I heard an NPR story about how family dinner time is disappearing–and that’s fine. The Secrets of Happy Families cites a study that confirms that even the best family dinners have only about 10 minutes of productive conversation. The rest of the time, if there is any, is spent on the bitter business of coralling, correcting, and coercing people that don’t want to be sitting down and eating right now. So it’s fine to try to move that 10 minutes of conversation to another meal or another time of the day.
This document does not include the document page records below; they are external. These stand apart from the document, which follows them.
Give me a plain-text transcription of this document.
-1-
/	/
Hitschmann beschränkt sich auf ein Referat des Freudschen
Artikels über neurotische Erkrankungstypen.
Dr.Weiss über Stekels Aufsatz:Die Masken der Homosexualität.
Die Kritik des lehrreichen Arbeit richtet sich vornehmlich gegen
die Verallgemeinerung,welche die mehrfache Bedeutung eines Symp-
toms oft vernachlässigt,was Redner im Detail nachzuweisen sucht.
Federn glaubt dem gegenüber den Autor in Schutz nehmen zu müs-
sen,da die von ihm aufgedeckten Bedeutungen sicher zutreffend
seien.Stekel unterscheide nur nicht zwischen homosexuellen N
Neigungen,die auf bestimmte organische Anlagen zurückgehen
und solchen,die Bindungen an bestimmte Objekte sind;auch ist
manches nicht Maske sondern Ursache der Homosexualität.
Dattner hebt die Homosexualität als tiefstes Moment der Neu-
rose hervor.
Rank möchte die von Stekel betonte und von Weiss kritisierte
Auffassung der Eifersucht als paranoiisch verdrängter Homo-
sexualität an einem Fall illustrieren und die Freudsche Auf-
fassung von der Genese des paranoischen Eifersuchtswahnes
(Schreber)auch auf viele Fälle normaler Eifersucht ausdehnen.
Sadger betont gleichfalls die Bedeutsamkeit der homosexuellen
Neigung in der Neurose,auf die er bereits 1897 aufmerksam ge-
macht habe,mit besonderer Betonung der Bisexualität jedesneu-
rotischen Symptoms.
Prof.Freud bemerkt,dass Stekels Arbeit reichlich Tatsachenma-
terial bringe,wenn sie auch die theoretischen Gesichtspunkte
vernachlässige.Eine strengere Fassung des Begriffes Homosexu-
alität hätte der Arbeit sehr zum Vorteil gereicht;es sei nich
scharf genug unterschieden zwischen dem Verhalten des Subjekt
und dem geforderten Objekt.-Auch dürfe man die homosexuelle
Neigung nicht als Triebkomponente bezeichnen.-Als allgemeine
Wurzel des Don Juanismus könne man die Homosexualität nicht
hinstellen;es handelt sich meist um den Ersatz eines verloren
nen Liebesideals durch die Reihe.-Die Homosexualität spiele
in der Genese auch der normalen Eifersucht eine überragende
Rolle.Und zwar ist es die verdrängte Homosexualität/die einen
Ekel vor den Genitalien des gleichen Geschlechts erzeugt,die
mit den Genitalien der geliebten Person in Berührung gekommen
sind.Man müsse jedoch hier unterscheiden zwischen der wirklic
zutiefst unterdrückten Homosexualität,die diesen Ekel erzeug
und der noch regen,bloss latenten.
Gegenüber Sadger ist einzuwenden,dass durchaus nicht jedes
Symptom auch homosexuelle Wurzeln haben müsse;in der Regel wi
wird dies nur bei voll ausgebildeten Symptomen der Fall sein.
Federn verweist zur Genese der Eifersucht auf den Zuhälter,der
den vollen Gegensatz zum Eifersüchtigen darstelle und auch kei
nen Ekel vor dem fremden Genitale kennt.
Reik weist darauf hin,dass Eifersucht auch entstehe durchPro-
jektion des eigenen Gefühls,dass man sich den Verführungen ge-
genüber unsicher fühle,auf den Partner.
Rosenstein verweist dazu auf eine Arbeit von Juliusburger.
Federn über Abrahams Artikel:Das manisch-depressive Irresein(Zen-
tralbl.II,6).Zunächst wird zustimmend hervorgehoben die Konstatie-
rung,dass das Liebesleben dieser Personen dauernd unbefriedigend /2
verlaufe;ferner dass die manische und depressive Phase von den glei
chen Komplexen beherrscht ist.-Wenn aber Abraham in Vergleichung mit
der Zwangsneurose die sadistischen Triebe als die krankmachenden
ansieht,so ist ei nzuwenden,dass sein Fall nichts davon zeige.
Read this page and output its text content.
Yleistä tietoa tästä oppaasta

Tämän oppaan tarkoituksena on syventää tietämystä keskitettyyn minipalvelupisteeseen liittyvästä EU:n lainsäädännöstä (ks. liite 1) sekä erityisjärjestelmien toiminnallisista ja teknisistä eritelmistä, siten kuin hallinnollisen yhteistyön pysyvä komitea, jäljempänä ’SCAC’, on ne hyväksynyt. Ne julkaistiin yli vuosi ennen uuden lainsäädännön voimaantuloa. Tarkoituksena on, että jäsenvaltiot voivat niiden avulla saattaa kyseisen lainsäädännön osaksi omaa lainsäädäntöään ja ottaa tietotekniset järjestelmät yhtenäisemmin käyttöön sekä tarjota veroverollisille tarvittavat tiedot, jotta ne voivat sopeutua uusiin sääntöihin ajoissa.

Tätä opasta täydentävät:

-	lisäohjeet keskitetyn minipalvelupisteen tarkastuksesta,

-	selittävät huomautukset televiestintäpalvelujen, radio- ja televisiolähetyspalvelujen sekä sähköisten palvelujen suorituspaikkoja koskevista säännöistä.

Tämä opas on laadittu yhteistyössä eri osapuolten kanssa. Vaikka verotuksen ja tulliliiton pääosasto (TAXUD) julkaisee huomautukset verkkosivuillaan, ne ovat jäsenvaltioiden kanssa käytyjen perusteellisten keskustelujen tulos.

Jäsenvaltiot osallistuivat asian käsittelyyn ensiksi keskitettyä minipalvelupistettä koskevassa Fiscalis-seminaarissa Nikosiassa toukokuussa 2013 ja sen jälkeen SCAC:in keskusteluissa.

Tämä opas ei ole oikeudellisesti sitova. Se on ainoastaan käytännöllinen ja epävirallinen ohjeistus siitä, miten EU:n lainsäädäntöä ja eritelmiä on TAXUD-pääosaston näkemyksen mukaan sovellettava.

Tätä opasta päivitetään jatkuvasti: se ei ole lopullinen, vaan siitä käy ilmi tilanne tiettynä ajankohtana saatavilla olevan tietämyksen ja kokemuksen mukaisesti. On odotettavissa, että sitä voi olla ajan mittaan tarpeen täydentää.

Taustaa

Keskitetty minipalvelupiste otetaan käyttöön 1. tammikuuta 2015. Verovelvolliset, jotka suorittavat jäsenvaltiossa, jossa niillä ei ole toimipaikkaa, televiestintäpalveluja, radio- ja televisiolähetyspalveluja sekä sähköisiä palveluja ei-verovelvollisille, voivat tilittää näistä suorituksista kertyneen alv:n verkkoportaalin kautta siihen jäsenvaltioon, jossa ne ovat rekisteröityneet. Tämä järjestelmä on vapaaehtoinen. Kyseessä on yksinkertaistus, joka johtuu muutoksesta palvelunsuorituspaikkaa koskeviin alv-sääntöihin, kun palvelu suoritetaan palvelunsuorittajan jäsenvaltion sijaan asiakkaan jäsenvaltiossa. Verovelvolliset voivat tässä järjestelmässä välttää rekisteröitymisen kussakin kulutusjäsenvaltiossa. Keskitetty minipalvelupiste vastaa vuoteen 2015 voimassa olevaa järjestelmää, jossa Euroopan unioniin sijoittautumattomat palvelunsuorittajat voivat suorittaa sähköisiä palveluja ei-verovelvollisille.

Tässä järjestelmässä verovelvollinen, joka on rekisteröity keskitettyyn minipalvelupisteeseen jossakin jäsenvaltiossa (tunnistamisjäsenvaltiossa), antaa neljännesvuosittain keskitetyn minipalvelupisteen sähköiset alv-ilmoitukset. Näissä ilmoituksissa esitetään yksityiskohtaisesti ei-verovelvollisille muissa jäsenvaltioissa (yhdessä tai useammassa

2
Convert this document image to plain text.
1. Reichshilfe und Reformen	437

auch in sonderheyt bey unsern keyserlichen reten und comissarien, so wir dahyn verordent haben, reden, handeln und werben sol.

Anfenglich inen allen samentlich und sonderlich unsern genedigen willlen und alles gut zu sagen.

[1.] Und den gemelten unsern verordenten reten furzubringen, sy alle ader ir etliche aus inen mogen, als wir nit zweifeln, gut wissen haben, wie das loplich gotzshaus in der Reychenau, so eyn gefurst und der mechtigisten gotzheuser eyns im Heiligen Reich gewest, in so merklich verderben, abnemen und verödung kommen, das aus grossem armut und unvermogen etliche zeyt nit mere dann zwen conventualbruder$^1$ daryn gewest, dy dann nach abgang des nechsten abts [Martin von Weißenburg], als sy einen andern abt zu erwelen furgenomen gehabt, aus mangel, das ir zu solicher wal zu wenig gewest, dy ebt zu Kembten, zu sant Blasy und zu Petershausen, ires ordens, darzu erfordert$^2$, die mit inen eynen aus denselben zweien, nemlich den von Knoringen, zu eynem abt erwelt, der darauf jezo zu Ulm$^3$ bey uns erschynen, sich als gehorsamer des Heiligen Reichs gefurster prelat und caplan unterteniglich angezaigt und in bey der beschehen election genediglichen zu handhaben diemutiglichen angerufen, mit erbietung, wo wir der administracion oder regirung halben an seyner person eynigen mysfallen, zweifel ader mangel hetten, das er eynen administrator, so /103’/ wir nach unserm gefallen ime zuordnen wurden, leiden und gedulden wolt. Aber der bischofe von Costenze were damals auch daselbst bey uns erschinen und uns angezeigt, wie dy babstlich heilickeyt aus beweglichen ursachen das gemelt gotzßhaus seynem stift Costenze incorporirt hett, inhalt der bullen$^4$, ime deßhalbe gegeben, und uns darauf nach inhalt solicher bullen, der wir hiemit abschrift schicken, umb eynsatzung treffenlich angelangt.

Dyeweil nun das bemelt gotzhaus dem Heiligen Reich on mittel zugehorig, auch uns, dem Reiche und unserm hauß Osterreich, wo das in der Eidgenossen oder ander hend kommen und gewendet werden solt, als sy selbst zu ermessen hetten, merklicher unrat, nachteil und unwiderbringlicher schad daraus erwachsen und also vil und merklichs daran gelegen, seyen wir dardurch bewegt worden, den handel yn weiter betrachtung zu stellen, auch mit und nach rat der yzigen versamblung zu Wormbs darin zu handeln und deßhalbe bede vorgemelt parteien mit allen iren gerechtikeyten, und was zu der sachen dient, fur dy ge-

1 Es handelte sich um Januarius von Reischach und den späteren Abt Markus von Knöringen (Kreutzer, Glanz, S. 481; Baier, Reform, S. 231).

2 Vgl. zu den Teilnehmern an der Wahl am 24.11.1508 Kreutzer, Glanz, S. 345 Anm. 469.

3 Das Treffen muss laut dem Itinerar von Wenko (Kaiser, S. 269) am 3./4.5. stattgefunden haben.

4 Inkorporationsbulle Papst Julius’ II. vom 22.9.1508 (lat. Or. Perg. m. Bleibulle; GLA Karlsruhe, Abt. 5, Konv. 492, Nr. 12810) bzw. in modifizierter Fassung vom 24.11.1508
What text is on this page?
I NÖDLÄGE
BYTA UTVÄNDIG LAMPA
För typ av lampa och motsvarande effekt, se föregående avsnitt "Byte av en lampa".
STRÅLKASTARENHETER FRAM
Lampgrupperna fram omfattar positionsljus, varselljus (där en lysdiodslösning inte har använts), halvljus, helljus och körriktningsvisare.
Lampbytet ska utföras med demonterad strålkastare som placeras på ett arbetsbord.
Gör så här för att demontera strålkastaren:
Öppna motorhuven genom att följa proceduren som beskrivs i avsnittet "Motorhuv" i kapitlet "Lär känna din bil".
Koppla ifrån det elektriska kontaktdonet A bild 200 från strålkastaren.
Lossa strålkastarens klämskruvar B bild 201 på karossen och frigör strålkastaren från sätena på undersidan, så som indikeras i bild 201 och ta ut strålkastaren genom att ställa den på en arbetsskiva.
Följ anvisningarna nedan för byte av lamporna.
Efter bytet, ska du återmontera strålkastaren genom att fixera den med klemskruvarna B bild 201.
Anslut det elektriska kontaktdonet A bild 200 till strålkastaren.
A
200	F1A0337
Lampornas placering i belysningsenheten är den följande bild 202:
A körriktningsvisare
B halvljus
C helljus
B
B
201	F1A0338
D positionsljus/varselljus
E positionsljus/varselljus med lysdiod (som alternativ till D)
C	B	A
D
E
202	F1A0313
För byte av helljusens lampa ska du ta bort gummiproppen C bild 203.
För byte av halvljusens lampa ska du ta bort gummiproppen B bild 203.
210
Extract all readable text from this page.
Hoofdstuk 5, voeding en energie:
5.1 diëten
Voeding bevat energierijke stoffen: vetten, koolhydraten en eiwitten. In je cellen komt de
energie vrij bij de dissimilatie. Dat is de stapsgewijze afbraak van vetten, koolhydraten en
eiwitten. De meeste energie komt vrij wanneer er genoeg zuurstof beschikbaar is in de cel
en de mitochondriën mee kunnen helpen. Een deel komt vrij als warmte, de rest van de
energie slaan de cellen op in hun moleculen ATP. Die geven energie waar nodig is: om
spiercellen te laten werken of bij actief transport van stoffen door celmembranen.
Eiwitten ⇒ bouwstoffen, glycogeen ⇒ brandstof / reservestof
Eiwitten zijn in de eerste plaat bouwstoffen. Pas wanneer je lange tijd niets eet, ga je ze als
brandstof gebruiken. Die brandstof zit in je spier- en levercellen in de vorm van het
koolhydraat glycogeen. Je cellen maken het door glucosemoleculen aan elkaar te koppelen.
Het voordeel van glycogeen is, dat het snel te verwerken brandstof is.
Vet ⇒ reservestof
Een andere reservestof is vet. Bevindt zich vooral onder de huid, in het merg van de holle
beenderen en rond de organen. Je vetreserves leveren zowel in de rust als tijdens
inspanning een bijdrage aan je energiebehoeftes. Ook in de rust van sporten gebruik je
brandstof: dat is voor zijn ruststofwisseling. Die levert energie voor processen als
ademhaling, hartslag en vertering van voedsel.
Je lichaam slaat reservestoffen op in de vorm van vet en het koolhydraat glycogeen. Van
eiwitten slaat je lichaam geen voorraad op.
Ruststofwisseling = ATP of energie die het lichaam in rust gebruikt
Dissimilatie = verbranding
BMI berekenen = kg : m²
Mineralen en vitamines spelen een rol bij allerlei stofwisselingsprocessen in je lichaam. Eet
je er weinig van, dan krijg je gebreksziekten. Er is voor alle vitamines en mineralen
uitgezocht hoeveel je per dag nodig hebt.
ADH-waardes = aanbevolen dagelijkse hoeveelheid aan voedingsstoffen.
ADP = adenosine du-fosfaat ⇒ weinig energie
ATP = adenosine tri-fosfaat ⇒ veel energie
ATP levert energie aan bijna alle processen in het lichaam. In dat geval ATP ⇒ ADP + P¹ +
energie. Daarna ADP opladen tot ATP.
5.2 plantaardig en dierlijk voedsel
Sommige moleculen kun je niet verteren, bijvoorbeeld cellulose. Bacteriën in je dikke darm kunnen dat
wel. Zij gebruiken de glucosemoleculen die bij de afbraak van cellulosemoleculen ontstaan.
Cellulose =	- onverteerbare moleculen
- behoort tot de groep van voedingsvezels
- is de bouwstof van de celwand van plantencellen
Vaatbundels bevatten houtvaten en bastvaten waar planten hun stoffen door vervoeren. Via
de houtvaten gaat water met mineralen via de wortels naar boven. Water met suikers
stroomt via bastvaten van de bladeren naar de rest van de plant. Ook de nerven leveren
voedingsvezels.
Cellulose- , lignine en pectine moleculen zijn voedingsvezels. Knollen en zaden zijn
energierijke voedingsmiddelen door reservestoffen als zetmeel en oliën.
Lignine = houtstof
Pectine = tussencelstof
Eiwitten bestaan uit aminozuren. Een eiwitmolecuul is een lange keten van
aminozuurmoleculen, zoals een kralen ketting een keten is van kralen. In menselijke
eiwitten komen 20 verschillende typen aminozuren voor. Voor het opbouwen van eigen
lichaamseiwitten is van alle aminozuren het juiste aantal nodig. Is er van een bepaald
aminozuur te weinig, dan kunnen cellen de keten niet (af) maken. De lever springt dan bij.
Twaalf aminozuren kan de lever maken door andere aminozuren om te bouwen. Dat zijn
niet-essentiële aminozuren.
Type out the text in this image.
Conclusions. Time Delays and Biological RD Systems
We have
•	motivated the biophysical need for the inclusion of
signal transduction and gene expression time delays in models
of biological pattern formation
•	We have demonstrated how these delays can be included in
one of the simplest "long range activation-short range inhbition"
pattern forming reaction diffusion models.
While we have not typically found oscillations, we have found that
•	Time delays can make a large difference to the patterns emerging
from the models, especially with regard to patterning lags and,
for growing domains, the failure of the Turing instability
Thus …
My kids and I do pretty well, often really well, in the car. We use our car time to discuss what we’ve done so far that day. Fluffers always gives me the run down on school when she gets in the car, and asks me, “What did you do today?” Once I happened to be on the phone, and after about 10 minutes, she burst into tears because I was violating our car debriefing time with a phone call. After I pick up the boys from the Kids Academy at the gym, Salty loves to tell me, “I got my extra size!” We use our car time to practice memorization. We work on our acting accents. I teach them about all sorts of things like water molecules and Greek mythology. The car is our dinner time–unless I’m in a mood in which case, thank goodness we put in that DVD player.
Actual dinner time generally blows. I’ve been making more of an effort recently to cook meals of some nutritional value for the kids. And they’ve been making more of an effort to express their extreme displeasure at this turn of events.
Witness Flufferella’s dinner time prayer today:
Thank you for this food. And please bless the food that it will taste good. And bless Mommy that she will know how much I love her food. And bless the boys that they will eat their food…all of it…without too much of a fuss. And bless Daddy that he will come home and eat some food. ITNOJC, Amen.
Yeah. The boys ate nothing. At least they got their extra size at the gym.